Looking at ourselves in the mirror, we can immediately relate to the idea of the soul being superior to and separate from the body. We are not, as they say, pretty pictures; but to think that we should be is to misunderstand. We are vulnerable as children for caring, we are beautiful for mating, we are solid for rearing and we are frail in our period of wisdom and reflection, thinking of what is to come. We are quite properly torn between contemplating the eternal life but not wanting to plunge into it quite yet. We are made to choose and the choices we make are different at different times of our lives; but all the choosing that we do is in pursuit of building God's kingdom here on earth; we are not in heaven's ante-chamber, we are in the Church Militant, united already with the Church Triumphant which we will ultimately join.

But how will we join? All that I have said earlier leads us back to the Resurrection of the body and the life everlasting. You will remember the rather daft hypothesis put by the Sadducees to Jesus, of the woman who had several successive husbands; which one,  they asked, would get the wife in heaven? A similar question that is often asked is in what bodily state will we exist in heaven?

Here we are up against a mystery. The Resurrected Jesus was bodily but not as he had been before his death on the Cross. We cannot be certain but our only marker is that we will be the same but different.

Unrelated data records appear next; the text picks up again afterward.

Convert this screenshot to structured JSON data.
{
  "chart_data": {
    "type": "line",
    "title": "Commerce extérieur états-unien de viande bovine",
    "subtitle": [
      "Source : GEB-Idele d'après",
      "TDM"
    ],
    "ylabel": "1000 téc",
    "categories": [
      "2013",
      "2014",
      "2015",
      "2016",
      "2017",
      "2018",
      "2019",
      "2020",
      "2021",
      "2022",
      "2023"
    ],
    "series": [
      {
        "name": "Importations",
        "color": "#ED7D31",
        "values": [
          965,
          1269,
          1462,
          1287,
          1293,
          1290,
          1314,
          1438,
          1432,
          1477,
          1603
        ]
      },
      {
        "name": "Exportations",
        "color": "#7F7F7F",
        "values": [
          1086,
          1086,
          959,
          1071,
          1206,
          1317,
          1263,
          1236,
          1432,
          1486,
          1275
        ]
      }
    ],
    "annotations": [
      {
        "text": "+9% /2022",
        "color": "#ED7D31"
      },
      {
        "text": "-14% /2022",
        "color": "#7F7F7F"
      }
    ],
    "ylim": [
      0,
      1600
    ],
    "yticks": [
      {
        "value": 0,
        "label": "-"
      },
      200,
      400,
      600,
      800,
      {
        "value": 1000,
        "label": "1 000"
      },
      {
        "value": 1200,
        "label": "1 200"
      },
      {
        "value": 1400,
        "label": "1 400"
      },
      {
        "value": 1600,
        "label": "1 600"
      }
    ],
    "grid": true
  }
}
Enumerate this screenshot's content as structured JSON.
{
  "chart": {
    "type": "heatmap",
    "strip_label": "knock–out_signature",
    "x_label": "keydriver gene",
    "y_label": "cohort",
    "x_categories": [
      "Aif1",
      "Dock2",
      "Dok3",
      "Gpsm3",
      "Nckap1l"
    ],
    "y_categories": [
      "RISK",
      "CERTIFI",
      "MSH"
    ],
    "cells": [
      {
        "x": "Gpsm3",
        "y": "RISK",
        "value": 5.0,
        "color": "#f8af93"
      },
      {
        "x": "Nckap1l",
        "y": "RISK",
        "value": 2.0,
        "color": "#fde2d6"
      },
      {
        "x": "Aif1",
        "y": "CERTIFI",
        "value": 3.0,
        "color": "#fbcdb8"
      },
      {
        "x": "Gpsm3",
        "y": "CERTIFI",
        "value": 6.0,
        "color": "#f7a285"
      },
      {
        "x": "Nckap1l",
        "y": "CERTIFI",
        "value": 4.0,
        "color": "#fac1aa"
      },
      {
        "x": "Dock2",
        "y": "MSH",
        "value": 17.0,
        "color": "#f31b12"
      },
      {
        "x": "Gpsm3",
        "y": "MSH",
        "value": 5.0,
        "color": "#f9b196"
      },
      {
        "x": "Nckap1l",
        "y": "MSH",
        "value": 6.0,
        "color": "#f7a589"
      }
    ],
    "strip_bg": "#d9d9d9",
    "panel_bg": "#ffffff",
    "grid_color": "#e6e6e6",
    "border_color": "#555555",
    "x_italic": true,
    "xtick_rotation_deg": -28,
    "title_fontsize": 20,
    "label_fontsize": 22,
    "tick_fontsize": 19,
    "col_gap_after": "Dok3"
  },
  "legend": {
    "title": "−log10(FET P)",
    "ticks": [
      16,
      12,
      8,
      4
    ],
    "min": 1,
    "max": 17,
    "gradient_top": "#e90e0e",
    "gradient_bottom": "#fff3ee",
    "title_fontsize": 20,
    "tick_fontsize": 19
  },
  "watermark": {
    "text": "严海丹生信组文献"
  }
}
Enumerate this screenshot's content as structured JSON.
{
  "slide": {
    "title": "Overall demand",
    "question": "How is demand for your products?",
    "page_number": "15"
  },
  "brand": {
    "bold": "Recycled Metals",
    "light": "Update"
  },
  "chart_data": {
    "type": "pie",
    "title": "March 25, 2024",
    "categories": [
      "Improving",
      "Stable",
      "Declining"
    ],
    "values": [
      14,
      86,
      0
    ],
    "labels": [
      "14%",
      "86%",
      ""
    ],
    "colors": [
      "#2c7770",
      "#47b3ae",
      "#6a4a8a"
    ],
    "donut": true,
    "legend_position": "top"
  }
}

Now I realise that these are not very satisfactory reflections but we must hang on to the essentials. The Resurrection of Jesus and the inspired theology of Paul, confirmed in the Nicene Creed, all point to our bodily Resurrection and our enjoyment of everlasting life. It is so difficult to bring ourselves to recognise the wonder of it because we are trapped in the mechanics; but we need to make the effort because the ultimate end of our religion of love is to live within the immeasurable love of God. In the meantime, while we build God's Kingdom here, tangled with the options to love, like the wheat and the tares, are the options to turn away from love. And in the agony of our choosing we live within the pattern of Christian remembrance which brings us every year to the agony of Jesus which should remind us of two critical points: first, it reminds us that we do make wrong choices, among them the choice, as the human race, to put Jesus to death; but it also reminds us, above all else, that no matter how badly we have behaved, we shall be saved; not even our murder of Jesus can impair God's love for us.

That is why, out of the terror of the Passion, we will survive to enjoy Easter; and that is why, after the turmoil and suffering of our own lives, we will experience our own Resurrection: the resurrection of the body; and life everlasting. Amen.